Sebenarnya, Fafa tidak pernah mengambil pusing mengenai apa yang orang lain katakan tentang dirinya. Bukan, bukan karena ia terlalu introvert atau bahkan sebegitu cueknya dengan lingkungan sekitar. Bukan juga karena ia tidak ingin menerima kenyataan dan berusaha untuk mengintropeksi diri. Fafa hanyalah Fafa, gadis normal seperti kebanyakan gadis lainnya.
Meskipun begitu, tak dapat dipungkiri, Fafa terlalu biasa mendengar pujian orang mengenai dirinya. Pujian bahwa ia pintar, bahwa ia genius, bahwa ia berbakat. Fafa sudah terlalu biasa mendengar ciutan para ibu-ibu yang malah membandingkan dirinya kepada anak mereka sendiri alih-alih menyemangati sang anak agar menjadi yang lebih baik. Fafa sungguh terlalu biasa mendengar seribu satu kecakapannya yang serasa sedang menjadi topik hangat di kaum pemburu nilai.
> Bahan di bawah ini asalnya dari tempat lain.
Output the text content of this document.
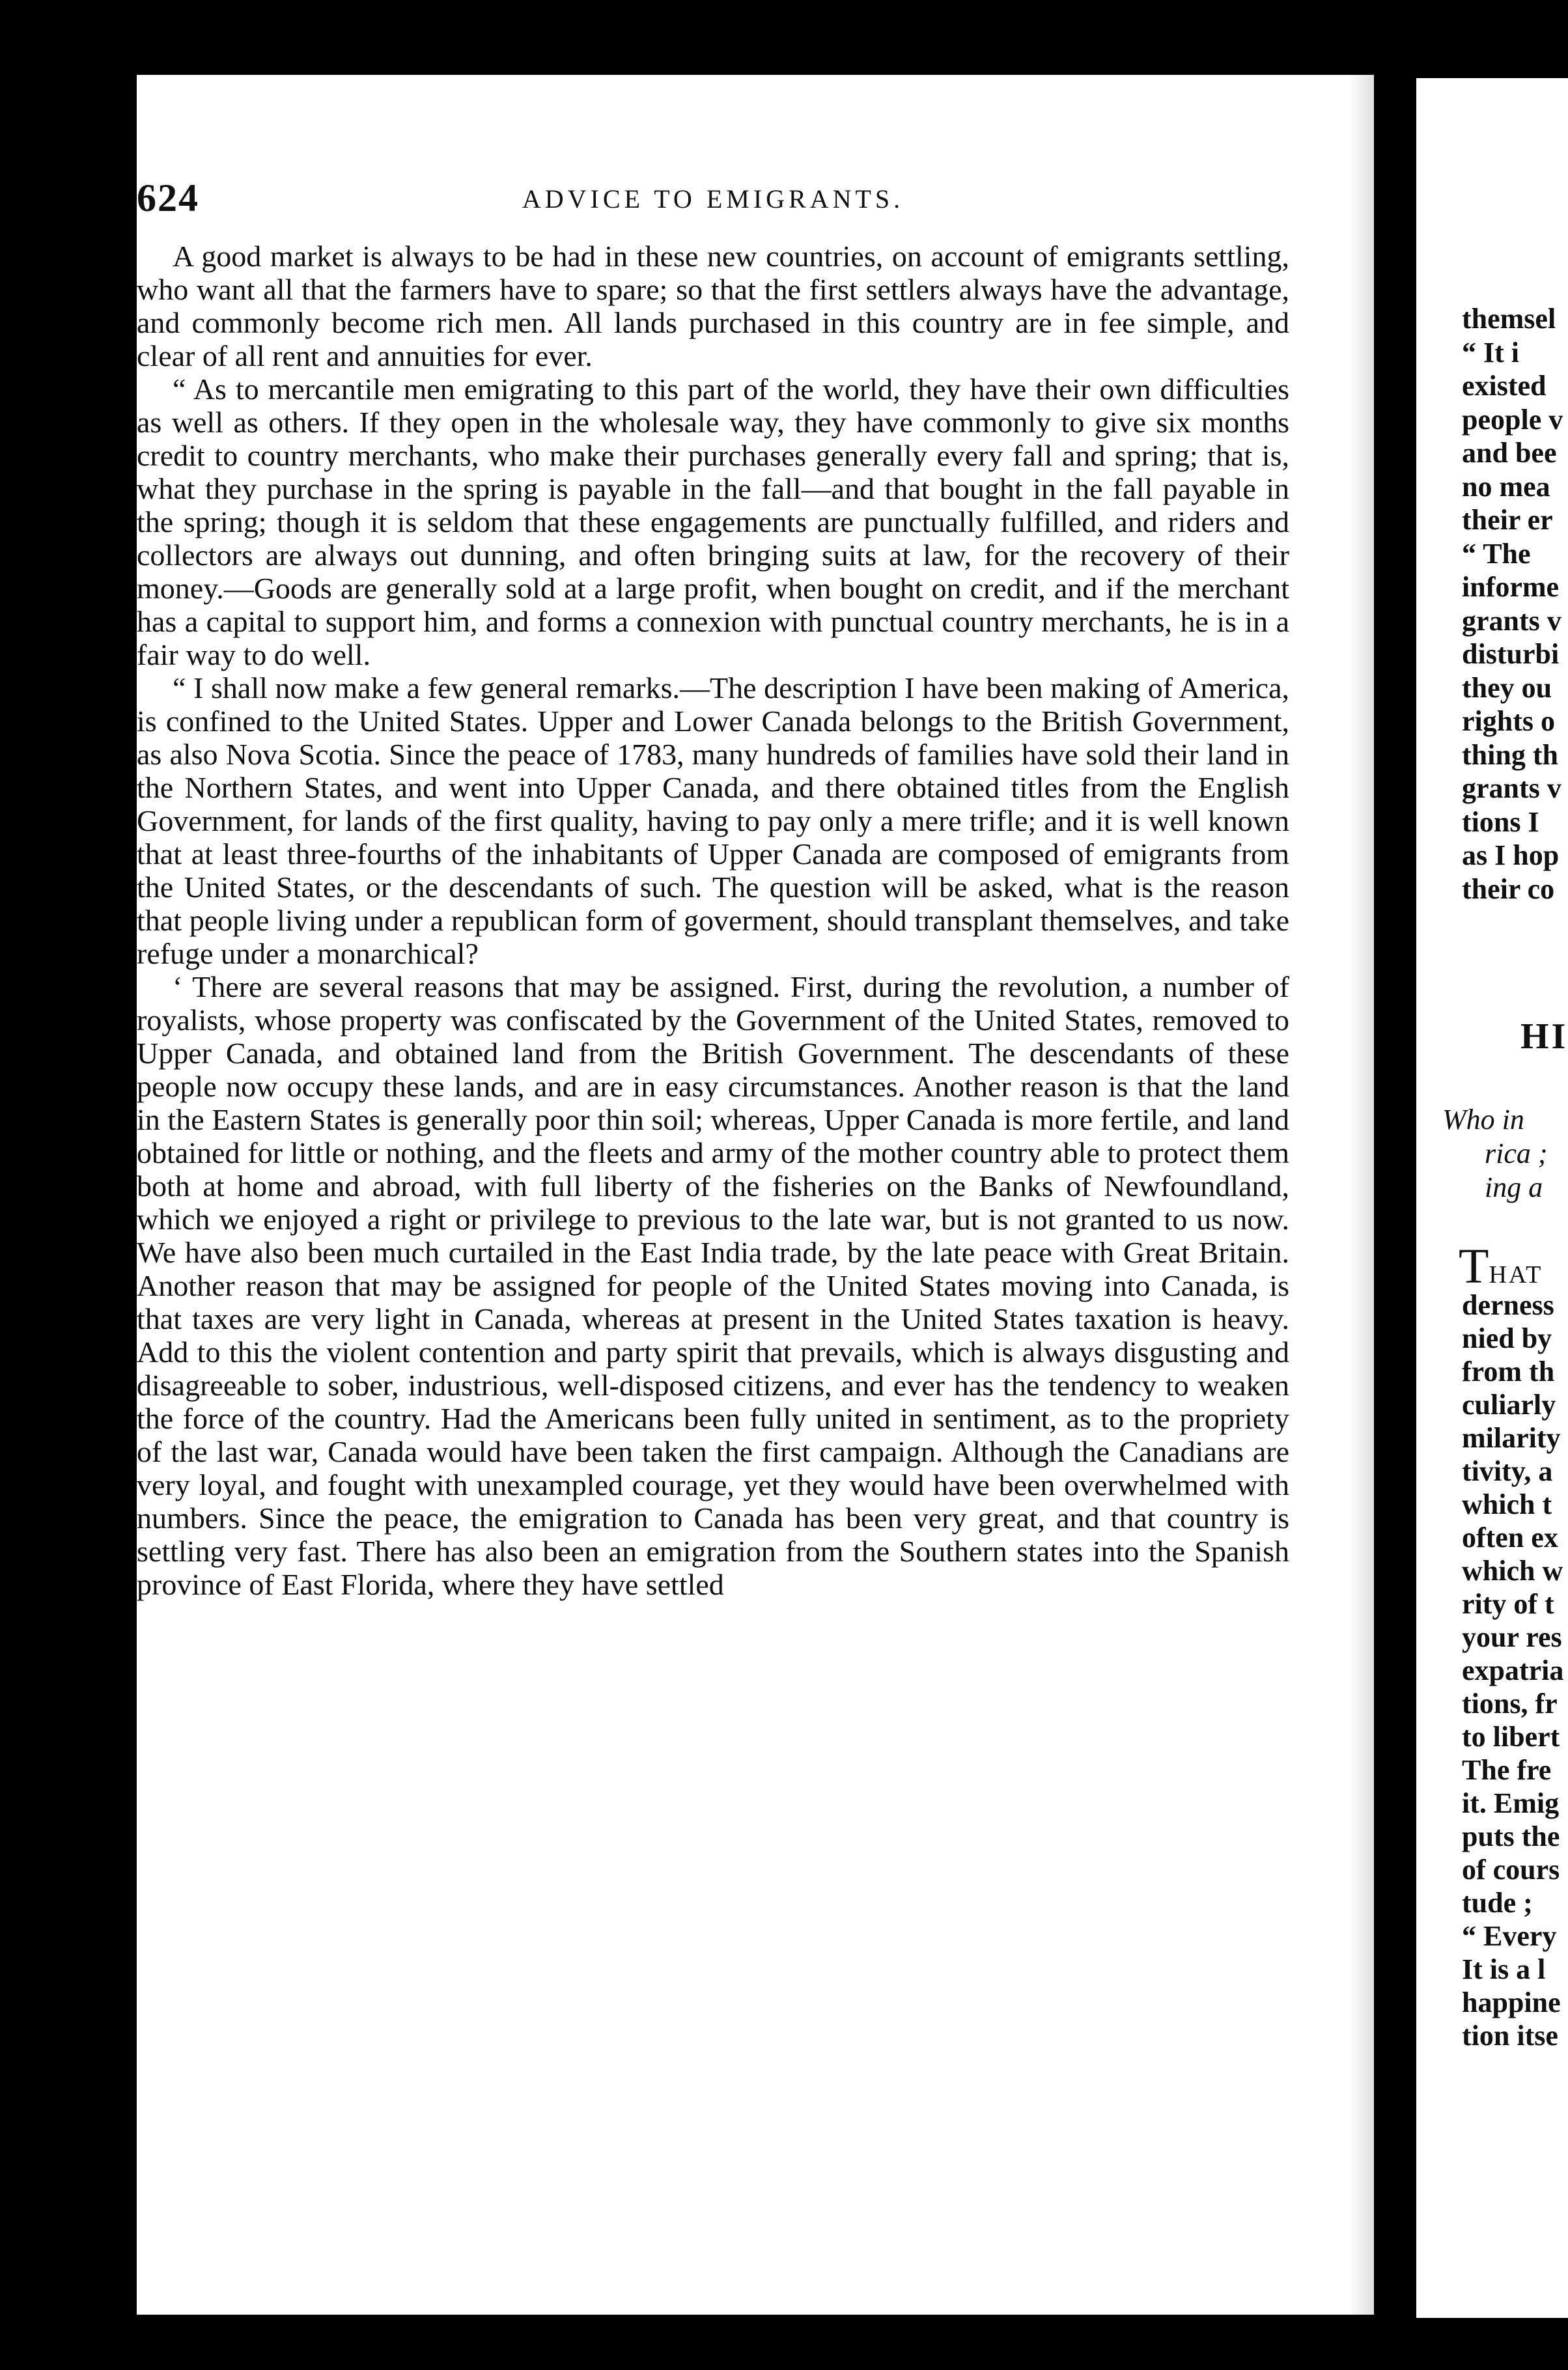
624	ADVICE TO EMIGRANTS.

A good market is always to be had in these new countries, on account of emigrants settling, who want all that the farmers have to spare; so that the first settlers always have the advantage, and commonly become rich men. All lands purchased in this country are in fee simple, and clear of all rent and annuities for ever.

“ As to mercantile men emigrating to this part of the world, they have their own difficulties as well as others. If they open in the wholesale way, they have commonly to give six months credit to country merchants, who make their purchases generally every fall and spring; that is, what they purchase in the spring is payable in the fall—and that bought in the fall payable in the spring; though it is seldom that these engagements are punctually fulfilled, and riders and collectors are always out dunning, and often bringing suits at law, for the recovery of their money.—Goods are generally sold at a large profit, when bought on credit, and if the merchant has a capital to support him, and forms a connexion with punctual country merchants, he is in a fair way to do well.

“ I shall now make a few general remarks.—The description I have been making of America, is confined to the United States. Upper and Lower Canada belongs to the British Government, as also Nova Scotia. Since the peace of 1783, many hundreds of families have sold their land in the Northern States, and went into Upper Canada, and there obtained titles from the English Government, for lands of the first quality, having to pay only a mere trifle; and it is well known that at least three-fourths of the inhabitants of Upper Canada are composed of emigrants from the United States, or the descendants of such. The question will be asked, what is the reason that people living under a republican form of goverment, should transplant themselves, and take refuge under a monarchical?

‘ There are several reasons that may be assigned. First, during the revolution, a number of royalists, whose property was confiscated by the Government of the United States, removed to Upper Canada, and obtained land from the British Government. The descendants of these people now occupy these lands, and are in easy circumstances. Another reason is that the land in the Eastern States is generally poor thin soil; whereas, Upper Canada is more fertile, and land obtained for little or nothing, and the fleets and army of the mother country able to protect them both at home and abroad, with full liberty of the fisheries on the Banks of Newfoundland, which we enjoyed a right or privilege to previous to the late war, but is not granted to us now. We have also been much curtailed in the East India trade, by the late peace with Great Britain. Another reason that may be assigned for people of the United States moving into Canada, is that taxes are very light in Canada, whereas at present in the United States taxation is heavy. Add to this the violent contention and party spirit that prevails, which is always disgusting and disagreeable to sober, industrious, well-disposed citizens, and ever has the tendency to weaken the force of the country. Had the Americans been fully united in sentiment, as to the propriety of the last war, Canada would have been taken the first campaign. Although the Canadians are very loyal, and fought with unexampled courage, yet they would have been overwhelmed with numbers. Since the peace, the emigration to Canada has been very great, and that country is settling very fast. There has also been an emigration from the Southern states into the Spanish province of East Florida, where they have settled

themsel
“ It i
existed
people v
and bee
no mea
their er
“ The
informe
grants v
disturbi
they ou
rights o
thing th
grants v
tions I
as I hop
their co
HI
Who in
rica ;
ing a
THAT
derness
nied by
from th
culiarly
milarity
tivity, a
which t
often ex
which w
rity of t
your res
expatria
tions, fr
to libert
The fre
it. Emig
puts the
of cours
tude ;
“ Every
It is a l
happine
tion itse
Maksud Fafa—oh, ayolah—mendapatkan skor TOEFL sebanyak 556 di usia 10 tahun bisa dilakukan jika ingin belajar. Hafal luar kepala kosa kata di dalam kamus bahasa Indonesia-Inggris dengan ketebalan 600 halaman di usia 11 tahun bisa dilakukan jika sering mengaplikasikannya di kehidupan sehari-hari. Pun akan sama kasusnya dengan berpuluh-puluh piagam penghargaan dan medali serta piala yang terpajang manis di sudut kamar Fafa, tentu bisa dilakukan siapa saja jika berusaha dan mempersiapkan diri dari jauh-jauh hari.
Fafa sudah terlalu biasa. Merasa begitu biasa hingga ia selalu mendaftarkan diri di kejuaran nasional hanya sekedar untuk mengisi waktu luang, sekedar iseng tanpa perlu berpikir panjang. Tentu tidak ada yang perlu dibanggakan, semua bisa melakukan seperti apa yang dirinya lakukan. Ia merasa begitu biasa hingga bosan mendengar kalimat yang sama berulang kali.